Early response praises its depth and urgency. One trade review notes it as “a valuable study of how Britain’s Caribbean slavery empire left a legacy of white supremacy…Even history buffs will learn something as the author recounts the story of a score of Caribbean island nations.” The reviewer further points to the book’s contemporary relevance, especially for American audiences, observing that immigration struggles, racist hostility, and post-war demographic shifts mirror patterns found in U.S. society. The unsettling parallels raise questions about how much of the past is still present—and how the unfinished business of empire manifests globally.

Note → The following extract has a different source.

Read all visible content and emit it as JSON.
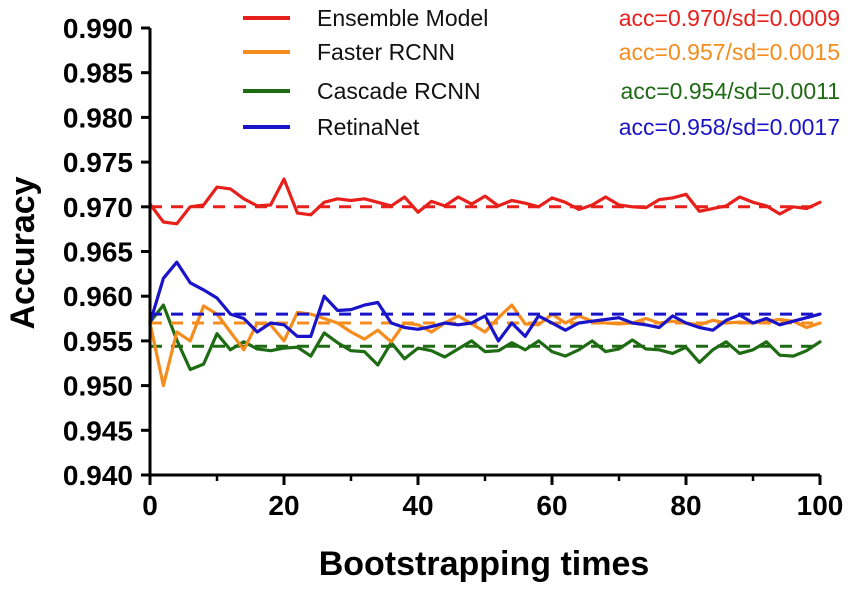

Additional acclaim underscores the book’s scale and significance. Pankaj Mishra calls it a necessary work for anyone seeking to understand today’s resurgence of racial nationalist politics. Alan Lester highlights its power in tracing the legacy of Caribbean exploitation from the dawn of sugar production to modern activism. Historian Priya Satia celebrates it as a long-awaited scholarly achievement that threads together fragmented histories into a coherent, moving narrative.
Umoren traces the development of empire from the 16th century onward, illuminating how Caribbean labor and extraction helped build Britain’s wealth and identity. She argues that the region influenced Britain as much as Britain shaped it, exporting cultural, social, and racial hierarchies back into the metropole. The result, she contends, is a lingering caste structure still visible in modern economic inequality, immigration policies, and racial politics.
Her research expands well beyond plantation economics. Religion, war, tourism, migration, protest movements, and political resistance all come into focus, revealing a centuries-long push and pull that defined empire’s reach. She also situates the Caribbean’s historical experience within present-day calls for reparations and accountability, framing the story not as closed history but living consequence.
Empire Without End positions itself as both scholarship and intervention—an effort to connect five hundred years of policy, profit, violence, and cultural exchange into a narrative that demands attention. For readers of global history, race studies, and post-colonial politics, it offers a timely lens on how empire built our world and why its legacy still matters.